Abstract

We studied the synthesis of the classical pathway complement components in synovial membrane. Ribonucleic acid was extracted from the synovial membranes of patients with rheumatoid arthritis (RA) or osteoarthritis (OA), as well as from normal synovial membrane. Northern blot and dot blot analysis showed that the mRNAs for all classical pathway complement components (C1qA chain, C1qB chain, C1qC chain, C1r, C1s, C4 and C2) and the fluid-phase regulatory components (C1-inhibitor, C4-bp and factor I) were present in all three types of synovial membrane. Thus, all the components of the classical pathway were expressed in normal and diseased synovium. In an attempt to determine which components were synthesised by each cell type, monocytes (mononuclear phagocytes), human umbilical vein endothelial cells (HUVEC), synovial membrane fibroblasts (from normal, OA and RA synovial membrane) and peripheral blood lymphocytes were cultured in vitro and secretion rates of individual components were measured and total cellular RNA was analysed by Northern blotting. Monocytes secreted C1q, C1r, C1s, C4, C2, C1-inhibitor and C4-bp but not factor I. Fibroblasts secreted C1r, C1s, C2, C3, C1-inhibitor and factor I but not C1q, C4 or C4-bp.

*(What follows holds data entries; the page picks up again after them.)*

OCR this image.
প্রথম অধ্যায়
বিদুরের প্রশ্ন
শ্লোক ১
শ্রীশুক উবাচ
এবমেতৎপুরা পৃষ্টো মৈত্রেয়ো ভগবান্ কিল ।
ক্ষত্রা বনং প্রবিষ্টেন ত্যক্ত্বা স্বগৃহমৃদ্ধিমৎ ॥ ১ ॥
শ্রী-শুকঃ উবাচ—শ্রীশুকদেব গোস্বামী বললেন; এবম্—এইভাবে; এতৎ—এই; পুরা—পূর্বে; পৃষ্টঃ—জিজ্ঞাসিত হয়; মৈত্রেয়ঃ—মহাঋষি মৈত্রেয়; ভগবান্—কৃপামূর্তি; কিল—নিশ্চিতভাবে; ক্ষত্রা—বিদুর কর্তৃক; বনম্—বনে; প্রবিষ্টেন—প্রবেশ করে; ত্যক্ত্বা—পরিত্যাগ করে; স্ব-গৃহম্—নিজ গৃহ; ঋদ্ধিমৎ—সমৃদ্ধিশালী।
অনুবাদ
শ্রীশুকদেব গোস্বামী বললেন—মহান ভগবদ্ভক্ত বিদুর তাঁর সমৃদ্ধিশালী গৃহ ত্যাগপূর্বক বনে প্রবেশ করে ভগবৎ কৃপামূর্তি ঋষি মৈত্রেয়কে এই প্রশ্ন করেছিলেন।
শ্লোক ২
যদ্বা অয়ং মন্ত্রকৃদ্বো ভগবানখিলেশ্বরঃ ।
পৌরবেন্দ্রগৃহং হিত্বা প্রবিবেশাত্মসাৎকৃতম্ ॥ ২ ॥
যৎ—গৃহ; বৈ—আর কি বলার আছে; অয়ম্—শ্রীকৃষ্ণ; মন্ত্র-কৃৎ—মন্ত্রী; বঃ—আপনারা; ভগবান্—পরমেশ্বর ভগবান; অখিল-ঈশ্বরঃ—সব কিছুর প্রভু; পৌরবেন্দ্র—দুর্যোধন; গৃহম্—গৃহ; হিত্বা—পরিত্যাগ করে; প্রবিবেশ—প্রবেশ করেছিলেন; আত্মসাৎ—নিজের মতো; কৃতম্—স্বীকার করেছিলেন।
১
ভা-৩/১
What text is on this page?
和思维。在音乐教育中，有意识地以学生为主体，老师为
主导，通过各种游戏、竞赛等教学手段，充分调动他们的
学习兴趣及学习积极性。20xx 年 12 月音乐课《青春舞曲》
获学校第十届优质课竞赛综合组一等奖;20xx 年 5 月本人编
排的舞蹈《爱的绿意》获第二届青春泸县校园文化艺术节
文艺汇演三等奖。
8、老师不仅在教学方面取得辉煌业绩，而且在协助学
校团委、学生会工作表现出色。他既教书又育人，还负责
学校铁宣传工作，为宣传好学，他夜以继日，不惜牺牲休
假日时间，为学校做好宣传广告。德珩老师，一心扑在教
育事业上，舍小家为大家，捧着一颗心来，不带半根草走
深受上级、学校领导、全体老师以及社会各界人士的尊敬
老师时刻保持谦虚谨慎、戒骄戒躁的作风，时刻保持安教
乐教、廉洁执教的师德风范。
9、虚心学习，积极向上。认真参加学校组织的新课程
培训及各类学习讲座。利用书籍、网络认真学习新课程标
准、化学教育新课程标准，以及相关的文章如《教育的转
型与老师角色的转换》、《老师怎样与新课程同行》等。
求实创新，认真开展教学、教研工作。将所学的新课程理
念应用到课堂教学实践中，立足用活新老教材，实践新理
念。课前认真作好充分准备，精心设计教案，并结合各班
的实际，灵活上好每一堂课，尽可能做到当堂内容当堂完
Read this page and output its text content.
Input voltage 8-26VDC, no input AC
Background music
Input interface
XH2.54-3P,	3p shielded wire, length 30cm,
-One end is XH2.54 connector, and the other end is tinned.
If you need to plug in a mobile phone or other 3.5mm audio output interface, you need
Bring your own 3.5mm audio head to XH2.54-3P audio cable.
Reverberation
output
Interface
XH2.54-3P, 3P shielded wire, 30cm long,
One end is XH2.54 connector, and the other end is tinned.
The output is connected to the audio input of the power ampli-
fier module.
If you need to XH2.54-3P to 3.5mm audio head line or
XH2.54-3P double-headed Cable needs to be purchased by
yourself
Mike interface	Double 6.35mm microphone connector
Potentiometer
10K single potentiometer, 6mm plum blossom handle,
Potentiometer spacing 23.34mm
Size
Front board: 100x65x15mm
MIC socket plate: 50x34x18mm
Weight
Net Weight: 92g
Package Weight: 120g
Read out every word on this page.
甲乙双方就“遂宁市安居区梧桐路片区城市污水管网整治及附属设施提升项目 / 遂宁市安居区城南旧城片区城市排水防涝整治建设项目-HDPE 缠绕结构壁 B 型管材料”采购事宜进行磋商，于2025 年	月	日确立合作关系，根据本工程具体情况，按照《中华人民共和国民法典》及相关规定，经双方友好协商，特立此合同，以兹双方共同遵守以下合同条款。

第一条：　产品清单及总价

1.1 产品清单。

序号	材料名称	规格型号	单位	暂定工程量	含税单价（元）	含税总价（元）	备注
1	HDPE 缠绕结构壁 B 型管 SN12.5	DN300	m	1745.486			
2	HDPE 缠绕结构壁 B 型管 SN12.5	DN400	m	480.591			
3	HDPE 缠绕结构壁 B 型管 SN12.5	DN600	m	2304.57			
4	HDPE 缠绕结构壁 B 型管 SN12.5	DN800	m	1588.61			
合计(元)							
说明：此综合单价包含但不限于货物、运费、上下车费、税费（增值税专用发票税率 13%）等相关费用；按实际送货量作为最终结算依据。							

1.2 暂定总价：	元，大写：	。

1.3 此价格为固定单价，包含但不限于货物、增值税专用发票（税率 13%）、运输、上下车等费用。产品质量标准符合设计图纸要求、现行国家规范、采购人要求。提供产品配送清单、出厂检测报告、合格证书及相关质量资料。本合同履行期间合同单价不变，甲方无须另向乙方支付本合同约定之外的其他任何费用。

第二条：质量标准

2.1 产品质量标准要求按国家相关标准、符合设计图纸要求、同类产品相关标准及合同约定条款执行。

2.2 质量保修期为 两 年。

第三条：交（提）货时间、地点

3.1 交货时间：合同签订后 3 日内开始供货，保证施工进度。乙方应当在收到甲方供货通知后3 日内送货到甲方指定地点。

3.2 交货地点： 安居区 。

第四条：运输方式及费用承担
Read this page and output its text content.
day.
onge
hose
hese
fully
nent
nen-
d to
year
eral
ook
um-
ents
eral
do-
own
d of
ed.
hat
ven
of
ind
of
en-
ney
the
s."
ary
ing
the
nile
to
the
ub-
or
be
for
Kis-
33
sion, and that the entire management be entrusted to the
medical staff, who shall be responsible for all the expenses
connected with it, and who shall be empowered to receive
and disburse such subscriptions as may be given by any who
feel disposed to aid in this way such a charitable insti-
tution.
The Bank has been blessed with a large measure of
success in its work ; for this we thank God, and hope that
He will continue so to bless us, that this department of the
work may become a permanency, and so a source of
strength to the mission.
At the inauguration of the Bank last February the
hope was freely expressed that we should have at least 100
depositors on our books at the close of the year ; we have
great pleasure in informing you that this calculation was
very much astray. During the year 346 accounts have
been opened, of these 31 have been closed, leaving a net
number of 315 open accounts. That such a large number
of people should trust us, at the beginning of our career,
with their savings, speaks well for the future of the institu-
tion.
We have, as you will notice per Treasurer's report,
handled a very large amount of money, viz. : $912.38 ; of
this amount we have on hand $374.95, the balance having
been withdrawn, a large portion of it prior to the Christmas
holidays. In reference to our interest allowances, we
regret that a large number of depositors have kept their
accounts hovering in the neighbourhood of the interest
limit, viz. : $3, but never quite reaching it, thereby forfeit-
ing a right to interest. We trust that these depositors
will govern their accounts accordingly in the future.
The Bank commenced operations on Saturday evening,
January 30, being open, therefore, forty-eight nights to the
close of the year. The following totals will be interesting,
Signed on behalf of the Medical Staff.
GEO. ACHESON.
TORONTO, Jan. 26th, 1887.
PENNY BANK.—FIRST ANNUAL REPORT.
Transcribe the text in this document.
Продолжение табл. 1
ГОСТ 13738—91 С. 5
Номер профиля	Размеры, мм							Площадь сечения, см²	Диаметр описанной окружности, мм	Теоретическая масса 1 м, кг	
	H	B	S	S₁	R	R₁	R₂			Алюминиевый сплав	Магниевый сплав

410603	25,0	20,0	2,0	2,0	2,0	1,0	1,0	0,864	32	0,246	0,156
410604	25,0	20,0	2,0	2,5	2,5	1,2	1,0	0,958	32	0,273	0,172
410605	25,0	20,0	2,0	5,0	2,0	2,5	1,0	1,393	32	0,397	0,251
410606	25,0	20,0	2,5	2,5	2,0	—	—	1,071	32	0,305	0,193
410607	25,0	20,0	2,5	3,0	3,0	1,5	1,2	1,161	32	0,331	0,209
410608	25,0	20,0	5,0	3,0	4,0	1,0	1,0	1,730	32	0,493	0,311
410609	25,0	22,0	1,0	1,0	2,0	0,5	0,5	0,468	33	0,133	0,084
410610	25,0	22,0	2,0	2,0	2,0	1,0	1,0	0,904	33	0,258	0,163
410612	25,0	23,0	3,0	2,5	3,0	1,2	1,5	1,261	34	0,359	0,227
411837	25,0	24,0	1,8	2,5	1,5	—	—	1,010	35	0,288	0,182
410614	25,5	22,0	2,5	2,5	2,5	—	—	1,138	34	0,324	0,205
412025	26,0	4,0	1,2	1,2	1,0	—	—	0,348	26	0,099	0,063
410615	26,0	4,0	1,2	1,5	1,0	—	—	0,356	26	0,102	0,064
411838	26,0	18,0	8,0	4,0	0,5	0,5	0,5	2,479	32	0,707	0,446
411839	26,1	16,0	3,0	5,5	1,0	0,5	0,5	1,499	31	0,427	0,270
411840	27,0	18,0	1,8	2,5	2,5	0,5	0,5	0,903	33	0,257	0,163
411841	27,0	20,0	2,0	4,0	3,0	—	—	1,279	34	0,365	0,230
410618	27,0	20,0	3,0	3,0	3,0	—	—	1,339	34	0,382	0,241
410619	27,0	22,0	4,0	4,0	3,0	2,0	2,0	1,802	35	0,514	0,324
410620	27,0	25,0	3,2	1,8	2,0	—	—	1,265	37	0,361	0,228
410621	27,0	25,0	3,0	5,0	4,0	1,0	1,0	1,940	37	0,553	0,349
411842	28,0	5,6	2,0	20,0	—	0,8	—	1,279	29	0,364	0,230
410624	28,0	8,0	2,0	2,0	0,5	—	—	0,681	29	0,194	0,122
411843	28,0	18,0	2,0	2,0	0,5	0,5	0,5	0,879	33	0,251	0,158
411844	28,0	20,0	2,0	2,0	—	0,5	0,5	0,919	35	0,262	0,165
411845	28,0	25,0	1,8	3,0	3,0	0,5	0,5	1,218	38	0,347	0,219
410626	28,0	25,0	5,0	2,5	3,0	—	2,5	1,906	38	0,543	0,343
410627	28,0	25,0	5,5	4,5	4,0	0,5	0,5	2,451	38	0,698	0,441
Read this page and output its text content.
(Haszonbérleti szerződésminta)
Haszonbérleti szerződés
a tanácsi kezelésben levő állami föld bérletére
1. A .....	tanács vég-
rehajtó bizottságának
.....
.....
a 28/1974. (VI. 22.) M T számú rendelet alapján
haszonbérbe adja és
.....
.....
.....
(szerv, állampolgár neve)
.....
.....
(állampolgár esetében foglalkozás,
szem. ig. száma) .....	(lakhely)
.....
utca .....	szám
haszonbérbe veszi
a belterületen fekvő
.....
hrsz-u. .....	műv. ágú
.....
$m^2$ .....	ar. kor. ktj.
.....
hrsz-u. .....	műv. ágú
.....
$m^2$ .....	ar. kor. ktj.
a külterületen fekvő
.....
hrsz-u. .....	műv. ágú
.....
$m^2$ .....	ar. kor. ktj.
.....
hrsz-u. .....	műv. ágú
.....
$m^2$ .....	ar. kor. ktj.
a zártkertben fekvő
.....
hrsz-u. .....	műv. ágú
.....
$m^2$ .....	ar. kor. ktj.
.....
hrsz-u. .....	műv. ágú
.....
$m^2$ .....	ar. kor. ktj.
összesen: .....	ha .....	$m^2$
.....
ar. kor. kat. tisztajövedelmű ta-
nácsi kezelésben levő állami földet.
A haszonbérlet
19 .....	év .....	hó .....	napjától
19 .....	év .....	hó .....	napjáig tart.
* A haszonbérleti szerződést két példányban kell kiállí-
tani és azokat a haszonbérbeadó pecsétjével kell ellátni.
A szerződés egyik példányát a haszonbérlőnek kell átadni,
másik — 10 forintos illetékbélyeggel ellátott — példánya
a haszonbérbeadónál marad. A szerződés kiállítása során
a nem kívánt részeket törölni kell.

HUVEC secreted C1s, C2, C1-inhibitor and factor I but not C1q, C1r, C4 or C4-bp. Lymphocytes did not secrete any of these components. In three instances mRNA was detected in the absence of secreted protein: mRNAs for the C1qA and C1qC chains were detected in HUVEC, whereas the mRNA for the C1qB chain was not, and C4 mRNA was detected in both fibroblasts and HUVEC. In the former the hybridisation signal was strong, whereas in the latter it was weak. These data indicated that, at least in fibroblasts, there may be a block in C4 translation. The results of these studies suggested that all of the classical pathway components are synthesised in normal, RA and OA synovial membrane, and this may be explained at least in part by synthesis in mononuclear phagocytes, endothelial cells and fibroblasts. They also showed that there are important cellspecific differences in the expression of the genes for the proteins of the classical complement pathway that require further investigation.